Posted by Amanda Cochran at October 19, 2007 9:29 AM | TrackBack

Yay for inanimate objects remaining where we placed them! I have a terrible time with things like this constantly. I've always had a horrible memory... and then I usually freak out a little when I need something. Maybe that's the method behind my organizational madness?

I'm excited for you. If your story is half as good as it was last night when I read it, they'll have to find a letter above A for you. :-D

Posted by: Karissa at October 19, 2007 11:16 AM

I am so happy you found your notes, that gave me a little better feeling about you in NY. We have prayer every night for you and I really know that helps in your life.

Posted by: grammy at October 20, 2007 6:56 PM

Amanda darling, I'm so glad you managed to work out the nightmare of the missing notes! I admit, I haven't stayed that up to date on the life that is yours, but I'm glad to see it did indeed work out. I miss you hun!

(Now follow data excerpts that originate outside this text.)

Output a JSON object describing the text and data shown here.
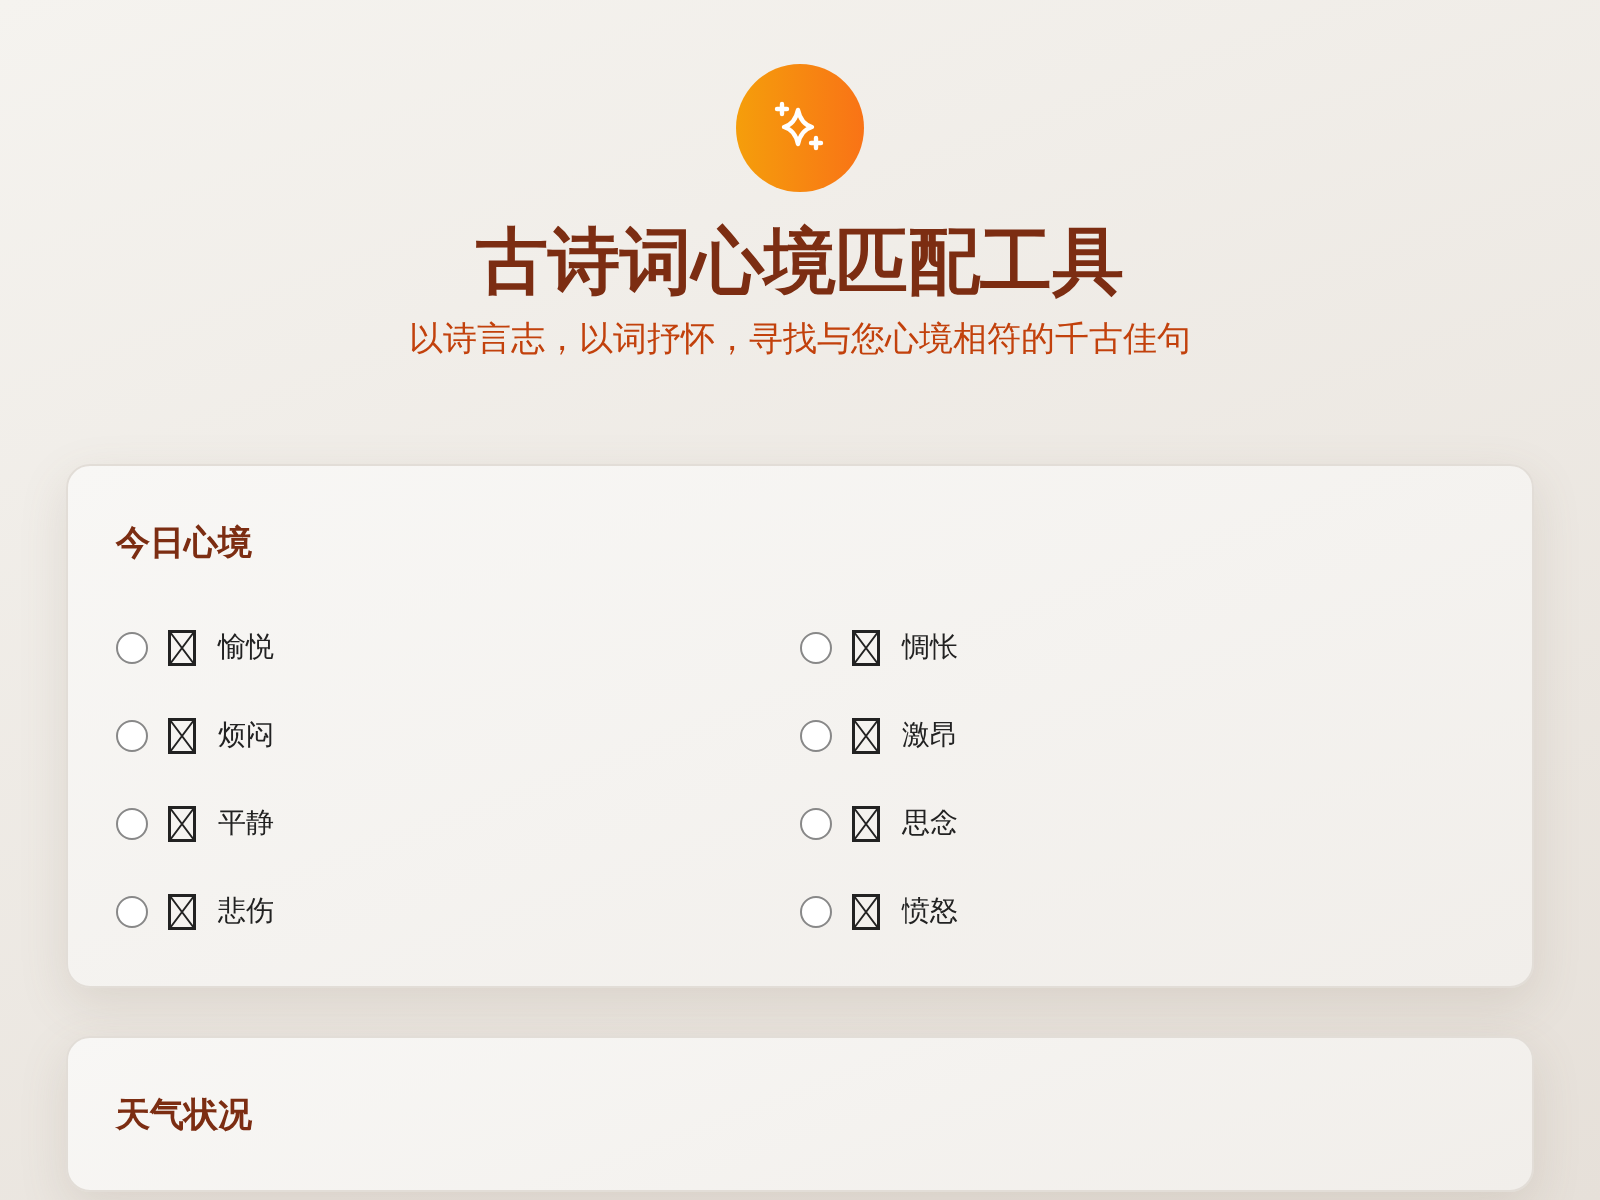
{
  "header": {
    "title": "古诗词心境匹配工具",
    "subtitle": "以诗言志，以词抒怀，寻找与您心境相符的千古佳句"
  },
  "sections": [
    {
      "title": "今日心境",
      "options": [
        {
          "label": "愉悦",
          "selected": false
        },
        {
          "label": "惆怅",
          "selected": false
        },
        {
          "label": "烦闷",
          "selected": false
        },
        {
          "label": "激昂",
          "selected": false
        },
        {
          "label": "平静",
          "selected": false
        },
        {
          "label": "思念",
          "selected": false
        },
        {
          "label": "悲伤",
          "selected": false
        },
        {
          "label": "愤怒",
          "selected": false
        }
      ]
    },
    {
      "title": "天气状况"
    }
  ]
}
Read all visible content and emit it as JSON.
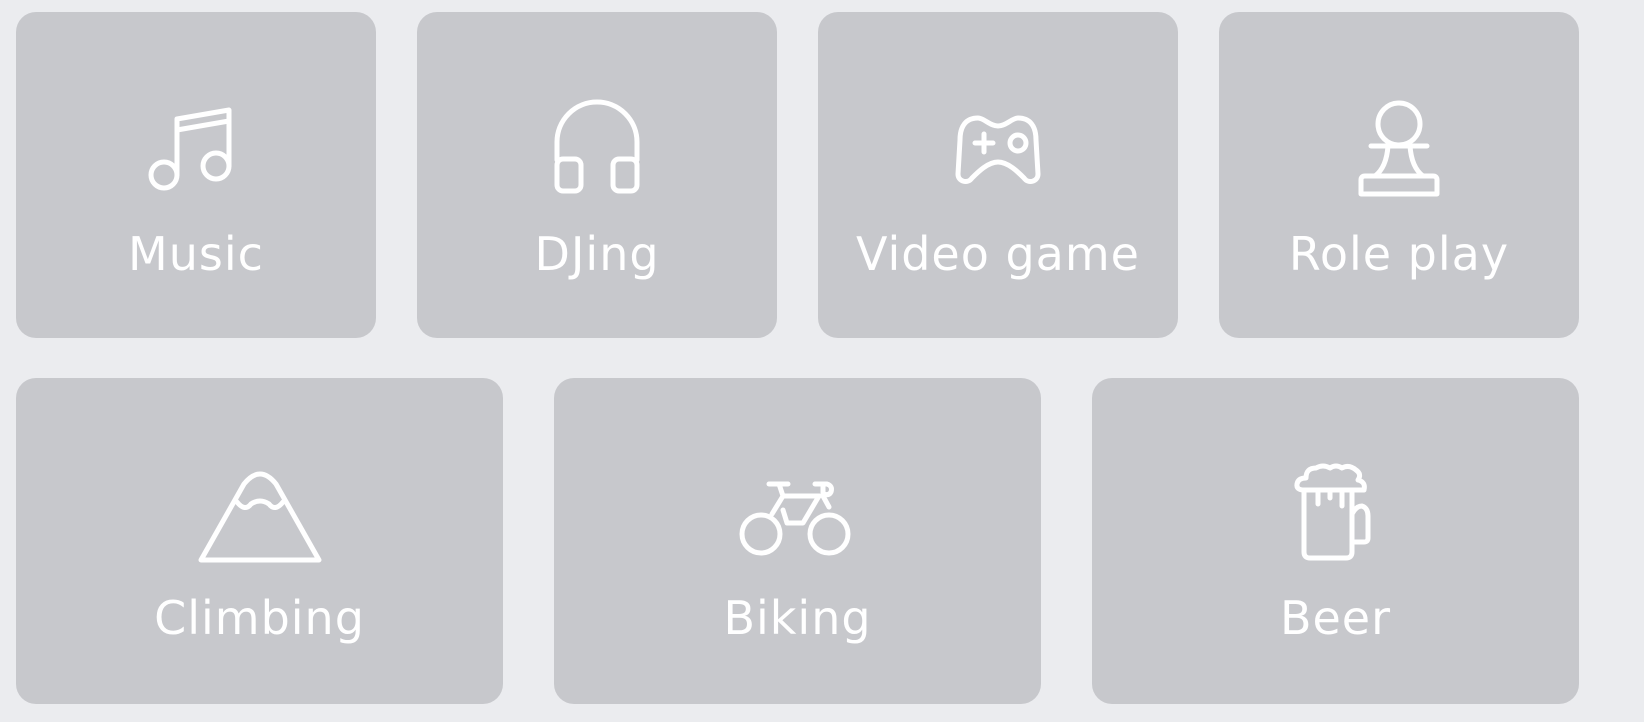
{
  "categories": [
    {
      "id": "music",
      "label": "Music",
      "icon": "music-note-icon"
    },
    {
      "id": "djing",
      "label": "DJing",
      "icon": "headphones-icon"
    },
    {
      "id": "video-game",
      "label": "Video game",
      "icon": "gamepad-icon"
    },
    {
      "id": "role-play",
      "label": "Role play",
      "icon": "chess-pawn-icon"
    },
    {
      "id": "climbing",
      "label": "Climbing",
      "icon": "mountain-icon"
    },
    {
      "id": "biking",
      "label": "Biking",
      "icon": "bicycle-icon"
    },
    {
      "id": "beer",
      "label": "Beer",
      "icon": "beer-mug-icon"
    }
  ],
  "colors": {
    "background": "#ebecef",
    "card": "#c7c8cc",
    "foreground": "#ffffff"
  }
}
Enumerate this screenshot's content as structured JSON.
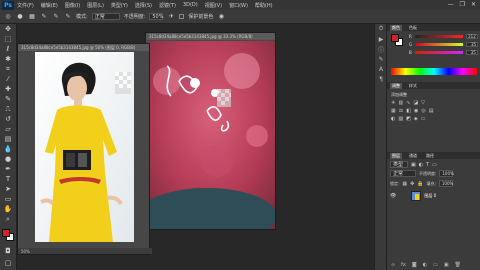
{
  "app": {
    "logo": "Ps"
  },
  "menu": [
    "文件(F)",
    "编辑(E)",
    "图像(I)",
    "图层(L)",
    "类型(Y)",
    "选择(S)",
    "滤镜(T)",
    "3D(D)",
    "视图(V)",
    "窗口(W)",
    "帮助(H)"
  ],
  "window_controls": [
    "—",
    "❐",
    "✕"
  ],
  "options": {
    "mode_label": "模式:",
    "mode_value": "正常",
    "opacity_label": "不透明度:",
    "opacity_value": "50%",
    "protect_label": "保护前景色"
  },
  "doc_back": {
    "title": "315c8d34a88ce5e5b3143845.jpg @ 33.3% (RGB/8)"
  },
  "doc_front": {
    "title": "315c8d34a88ce5e5b3143845.jpg @ 50% (图层 0, RGB/8)",
    "zoom": "50%"
  },
  "color_panel": {
    "tabs": [
      "颜色",
      "色板"
    ],
    "r_label": "R",
    "g_label": "G",
    "b_label": "B",
    "r": "212",
    "g": "35",
    "b": "35",
    "colors": {
      "foreground": "#d42323",
      "background": "#ffffff"
    }
  },
  "adjustments_panel": {
    "tabs": [
      "调整",
      "样式"
    ],
    "title": "添加调整"
  },
  "layers_panel": {
    "tabs": [
      "图层",
      "通道",
      "路径"
    ],
    "kind_label": "类型",
    "blend_mode": "正常",
    "opacity_label": "不透明度:",
    "opacity_value": "100%",
    "lock_label": "锁定:",
    "fill_label": "填充:",
    "fill_value": "100%",
    "layer_name": "图层 0"
  }
}
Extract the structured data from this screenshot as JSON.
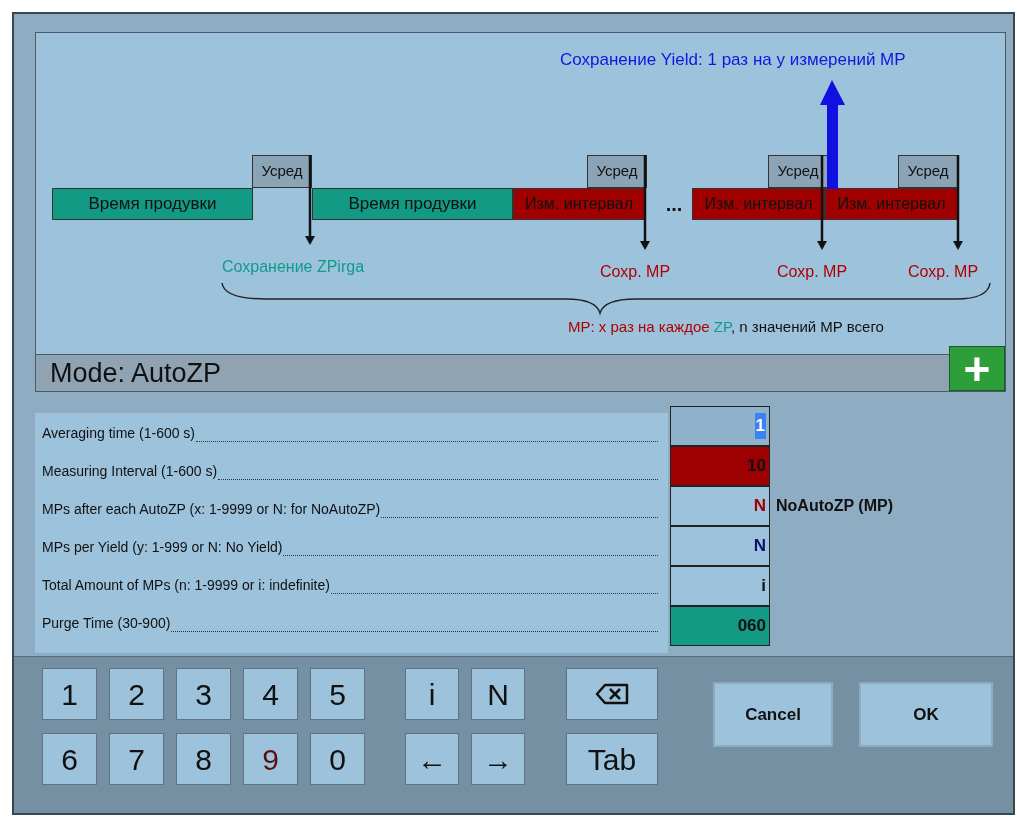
{
  "diagram": {
    "yield_note": "Сохранение Yield: 1 раз на y измерений MP",
    "segments": [
      {
        "kind": "purge",
        "label": "Время продувки"
      },
      {
        "kind": "purge",
        "label": "Время продувки"
      },
      {
        "kind": "measure",
        "label": "Изм. интервал"
      },
      {
        "kind": "gap",
        "label": "..."
      },
      {
        "kind": "measure",
        "label": "Изм. интервал"
      },
      {
        "kind": "measure",
        "label": "Изм. интервал"
      }
    ],
    "averaging": [
      "Усред",
      "Усред",
      "Усред",
      "Усред"
    ],
    "save_markers": [
      {
        "kind": "zero",
        "label": "Сохранение ZPirga"
      },
      {
        "kind": "mp",
        "label": "Сохр. MP"
      },
      {
        "kind": "mp",
        "label": "Сохр. MP"
      },
      {
        "kind": "mp",
        "label": "Сохр. MP"
      }
    ],
    "caption": [
      {
        "text": "MP: x раз на каждое ",
        "color": "#b00000"
      },
      {
        "text": "ZP",
        "color": "#129a88"
      },
      {
        "text": ", n значений MP всего",
        "color": "#111111"
      }
    ]
  },
  "mode": {
    "label": "Mode: AutoZP",
    "add_button": "+"
  },
  "fields": [
    {
      "label": "Averaging time (1-600 s)",
      "value": "1",
      "color": "#8fb1c9",
      "kind": "highlighted",
      "selected": true
    },
    {
      "label": "Measuring Interval (1-600 s)",
      "value": "10",
      "color": "#9c0000",
      "kind": "plain",
      "selected": false
    },
    {
      "label": "MPs after each AutoZP (x: 1-9999 or N: for NoAutoZP)",
      "value": "N",
      "color": "#9dc3dc",
      "kind": "warning",
      "selected": false,
      "note": "NoAutoZP (MP)"
    },
    {
      "label": "MPs per Yield (y: 1-999 or N: No Yield)",
      "value": "N",
      "color": "#9dc3dc",
      "kind": "info",
      "selected": false
    },
    {
      "label": "Total Amount of MPs  (n: 1-9999 or i: indefinite)",
      "value": "i",
      "color": "#9dc3dc",
      "kind": "plain",
      "selected": false
    },
    {
      "label": "Purge Time (30-900)",
      "value": "060",
      "color": "#139a84",
      "kind": "plain",
      "selected": false
    }
  ],
  "keypad": {
    "digits": [
      {
        "label": "1",
        "kind": "plain"
      },
      {
        "label": "2",
        "kind": "plain"
      },
      {
        "label": "3",
        "kind": "plain"
      },
      {
        "label": "4",
        "kind": "plain"
      },
      {
        "label": "5",
        "kind": "plain"
      },
      {
        "label": "6",
        "kind": "plain"
      },
      {
        "label": "7",
        "kind": "plain"
      },
      {
        "label": "8",
        "kind": "plain"
      },
      {
        "label": "9",
        "kind": "accent"
      },
      {
        "label": "0",
        "kind": "plain"
      }
    ],
    "special": [
      {
        "kind": "text",
        "label": "i"
      },
      {
        "kind": "text",
        "label": "N"
      },
      {
        "kind": "text",
        "label": "←"
      },
      {
        "kind": "text",
        "label": "→"
      }
    ],
    "edit": [
      {
        "kind": "backspace"
      },
      {
        "kind": "text",
        "label": "Tab"
      }
    ]
  },
  "buttons": [
    "Cancel",
    "OK"
  ]
}
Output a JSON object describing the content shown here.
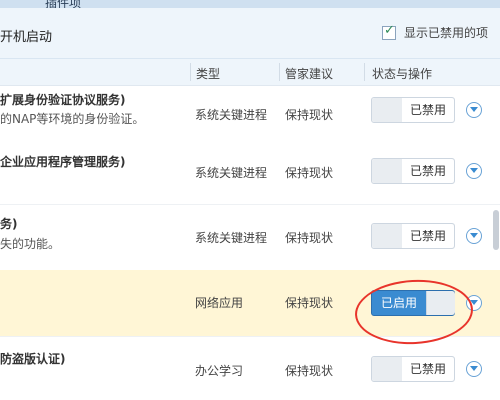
{
  "tabbar": {
    "label": "插件项"
  },
  "section": {
    "title": "开机启动",
    "show_disabled_label": "显示已禁用的项",
    "show_disabled_checked": true
  },
  "columns": {
    "type": "类型",
    "advice": "管家建议",
    "status": "状态与操作"
  },
  "rows": [
    {
      "name": "扩展身份验证协议服务)",
      "desc": "的NAP等环境的身份验证。",
      "type": "系统关键进程",
      "advice": "保持现状",
      "status_label": "已禁用",
      "enabled": false
    },
    {
      "name": "企业应用程序管理服务)",
      "desc": "",
      "type": "系统关键进程",
      "advice": "保持现状",
      "status_label": "已禁用",
      "enabled": false
    },
    {
      "name": "务)",
      "desc": "失的功能。",
      "type": "系统关键进程",
      "advice": "保持现状",
      "status_label": "已禁用",
      "enabled": false
    },
    {
      "name": "",
      "desc": "",
      "type": "网络应用",
      "advice": "保持现状",
      "status_label": "已启用",
      "enabled": true
    },
    {
      "name": "防盗版认证)",
      "desc": "",
      "type": "办公学习",
      "advice": "保持现状",
      "status_label": "已禁用",
      "enabled": false
    }
  ]
}
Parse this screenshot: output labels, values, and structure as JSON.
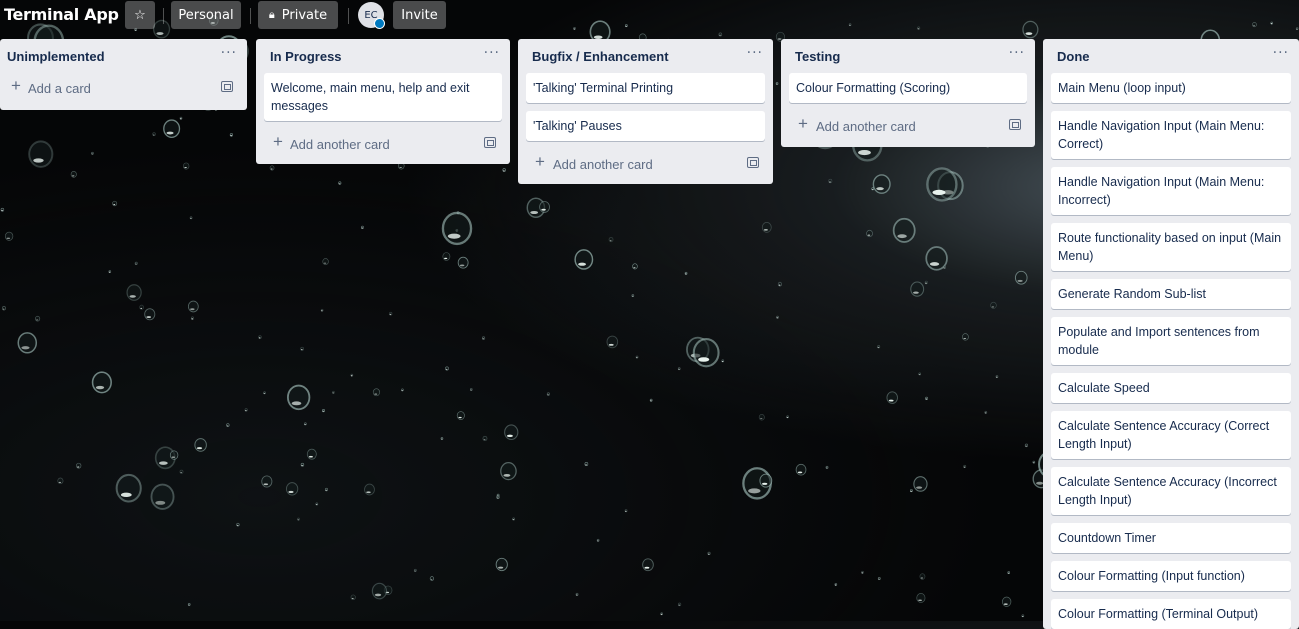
{
  "board": {
    "title": "Terminal App",
    "personal_label": "Personal",
    "private_label": "Private",
    "avatar_initials": "EC",
    "invite_label": "Invite"
  },
  "lists": [
    {
      "name": "Unimplemented",
      "menu": "···",
      "cards": [],
      "add_label": "Add a card"
    },
    {
      "name": "In Progress",
      "menu": "···",
      "cards": [
        "Welcome, main menu, help and exit messages"
      ],
      "add_label": "Add another card"
    },
    {
      "name": "Bugfix / Enhancement",
      "menu": "···",
      "cards": [
        "'Talking' Terminal Printing",
        "'Talking' Pauses"
      ],
      "add_label": "Add another card"
    },
    {
      "name": "Testing",
      "menu": "···",
      "cards": [
        "Colour Formatting (Scoring)"
      ],
      "add_label": "Add another card"
    },
    {
      "name": "Done",
      "menu": "···",
      "cards": [
        "Main Menu (loop input)",
        "Handle Navigation Input (Main Menu: Correct)",
        "Handle Navigation Input (Main Menu: Incorrect)",
        "Route functionality based on input (Main Menu)",
        "Generate Random Sub-list",
        "Populate and Import sentences from module",
        "Calculate Speed",
        "Calculate Sentence Accuracy (Correct Length Input)",
        "Calculate Sentence Accuracy (Incorrect Length Input)",
        "Countdown Timer",
        "Colour Formatting (Input function)",
        "Colour Formatting (Terminal Output)"
      ],
      "add_label": ""
    }
  ]
}
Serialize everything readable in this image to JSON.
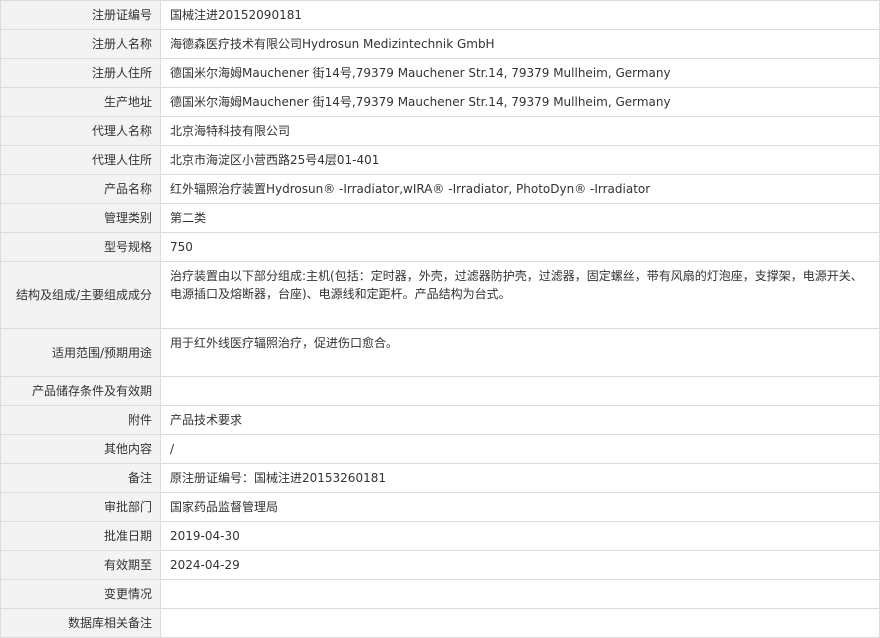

Posted by: Diana Geleskie at October 20, 2007 7:55 PM

I remember when I was working on my dissertation, there was a power glitch and I lost the file I'd been working on. I save my work frequently, so I probably only lost 20 minutes worth of work, but those were 20 GOOD minutes.

At some later point, I reconstructed those pages, but for years afterwards, I could identify the exact page where the stuff I had written during those 20 good minutes should have been.

Fortunately, I've finally forgotten. But it took a long time to get over that particular loss.

Posted by: Dennis G. Jerz at October 20, 2007 10:11 PM

I started _Lake Wobegon Days_ by Garrison Keillor a while back, and in his introduction, he tells the story of how he lost some notes because, if my memory serves me correctly, they flew out of a train window. He wanted to tell that story, but the story in book form is the one that was written. It's one of the most honest stories I've ever read (though I still endeavor to finish it).

But I suppose, if Keillor was serious in his story about a story, that even when you lose something, you make an effort far above your first in an attempt to recapture what was lost -- and in some cases, find something better, though you'd never admit it to yourself.